Dites-nous aujourd’hui, le niveau du dialogue entre les syndicats et la direction de l’Asecna au Bénin ?
Entre les partenaires sociaux et la direction de l’Asecna, il faut dire que nous avons un système de dialogue social très performant. En Novembre dernier, nous étions en négociations et avons engrangé beaucoup de choses en ce qui concerne la situation sociale des travailleurs. C’est vrai que le travailleur n’est jamais satisfait de ce qui se fait mais, on ne se plaint pas.
Ces derniers mois, il y a un changement dans l’enceinte de l’espace de l’aéroport, suite à une de vos luttes en 2015.
Au niveau de l’espace, il y a l’espace du Bénin et du Togo qui étaient gérés à partir d’un certain niveau par le Ghana.

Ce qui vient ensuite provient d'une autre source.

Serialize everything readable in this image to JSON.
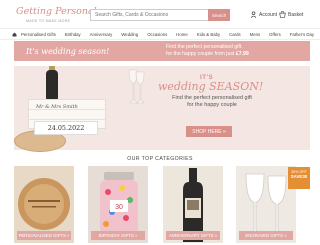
{
  "brand": {
    "name": "Getting Personal",
    "tagline": "MADE TO MAKE MORE"
  },
  "search": {
    "placeholder": "Search Gifts, Cards & Occasions",
    "button": "Search"
  },
  "header": {
    "account": "Account",
    "basket": "Basket"
  },
  "nav": {
    "items": [
      "Personalised Gifts",
      "Birthday",
      "Anniversary",
      "Wedding",
      "Occasions",
      "Home",
      "Kids & Baby",
      "Cards",
      "Mens",
      "Offers",
      "Father's Day"
    ]
  },
  "promo": {
    "title": "It's wedding season!",
    "line1": "Find the perfect personalised gift",
    "line2": "for the happy couple",
    "price_prefix": "from just",
    "price": "£7.99"
  },
  "hero": {
    "its": "IT'S",
    "title": "wedding SEASON!",
    "sub1": "Find the perfect personalised gift",
    "sub2": "for the happy couple",
    "button": "SHOP HERE »",
    "crate_text": "Mr & Mrs Smith",
    "date": "24.05.2022"
  },
  "categories": {
    "title": "OUR TOP CATEGORIES",
    "items": [
      "PERSONALISED GIFTS »",
      "BIRTHDAY GIFTS »",
      "ANNIVERSARY GIFTS »",
      "ENGRAVED GIFTS »"
    ]
  },
  "sale_badge": {
    "l1": "30% OFF",
    "l2": "SAVE30",
    "color": "#e48f34"
  },
  "colors": {
    "accent": "#d98f8a",
    "promo_bg": "#e2a7a2",
    "hero_bg": "#f4e6e3"
  }
}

En 2015, nous avons  déclenché une grève pour arracher l’espace au Ghana qui ne voulait pas nous comprendre, puisque ça rapporte beaucoup pour lui. Le Ghana croyait même que l’Asecna n’avait pas les capacités de gestion, mais il a été surpris. Finalement, nous avons pris l’espace et c’est ça qui a permis le recrutement massif de contrôleurs aériens. Aujourd’hui, le nombre de contrôleurs aériens que nous avons au Bénin est important. De 15 contrôleurs, on est passé à une quarantaine de contrôleurs aériens. On a fait beaucoup de recrutements ces derniers mois, et les jeunes sont en train de prendre service.

Quel est votre mot d’ordre à l’endroit de vos camarades de lutte ?

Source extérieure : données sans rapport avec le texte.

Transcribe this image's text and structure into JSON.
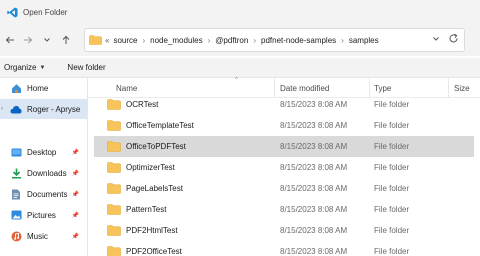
{
  "window": {
    "title": "Open Folder"
  },
  "nav": {
    "back_icon": "arrow-left-icon",
    "forward_icon": "arrow-right-icon",
    "recent_icon": "chevron-down-icon",
    "up_icon": "arrow-up-icon",
    "breadcrumbs": [
      "source",
      "node_modules",
      "@pdftron",
      "pdfnet-node-samples",
      "samples"
    ],
    "overflow": "«",
    "refresh_icon": "refresh-icon"
  },
  "toolbar": {
    "organize": "Organize",
    "new_folder": "New folder"
  },
  "sidebar": {
    "items": [
      {
        "label": "Home",
        "icon": "home-icon",
        "pinned": false
      },
      {
        "label": "Roger - Apryse",
        "icon": "cloud-icon",
        "pinned": false
      },
      {
        "label": "Desktop",
        "icon": "desktop-icon",
        "pinned": true
      },
      {
        "label": "Downloads",
        "icon": "download-icon",
        "pinned": true
      },
      {
        "label": "Documents",
        "icon": "documents-icon",
        "pinned": true
      },
      {
        "label": "Pictures",
        "icon": "pictures-icon",
        "pinned": true
      },
      {
        "label": "Music",
        "icon": "music-icon",
        "pinned": true
      }
    ]
  },
  "list": {
    "columns": {
      "name": "Name",
      "date": "Date modified",
      "type": "Type",
      "size": "Size"
    },
    "rows": [
      {
        "name": "OCRTest",
        "date": "8/15/2023 8:08 AM",
        "type": "File folder"
      },
      {
        "name": "OfficeTemplateTest",
        "date": "8/15/2023 8:08 AM",
        "type": "File folder"
      },
      {
        "name": "OfficeToPDFTest",
        "date": "8/15/2023 8:08 AM",
        "type": "File folder",
        "selected": true
      },
      {
        "name": "OptimizerTest",
        "date": "8/15/2023 8:08 AM",
        "type": "File folder"
      },
      {
        "name": "PageLabelsTest",
        "date": "8/15/2023 8:08 AM",
        "type": "File folder"
      },
      {
        "name": "PatternTest",
        "date": "8/15/2023 8:08 AM",
        "type": "File folder"
      },
      {
        "name": "PDF2HtmlTest",
        "date": "8/15/2023 8:08 AM",
        "type": "File folder"
      },
      {
        "name": "PDF2OfficeTest",
        "date": "8/15/2023 8:08 AM",
        "type": "File folder"
      }
    ]
  },
  "colors": {
    "folder": "#f6c45a",
    "folder_dark": "#e3a93b",
    "selected_row": "#d9d9d9",
    "selected_nav": "#dbe6f4",
    "accent_blue": "#0a64c8"
  }
}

Nous allons demander  aux travailleurs de se tenir toujours prêts et vigilants et au même moment, nous demandons au ministre de tenir parole. S’il est venu à l’assemblée générale, nous l’avons écouté mais il n’est pas encore compris. Ce qu’il a pu faire pour le moment, c’est de rabaisser la tension. Mais, on attend qu’il aille au bout des attentes des travailleurs en impliquant les partenaires sociaux dans le processus.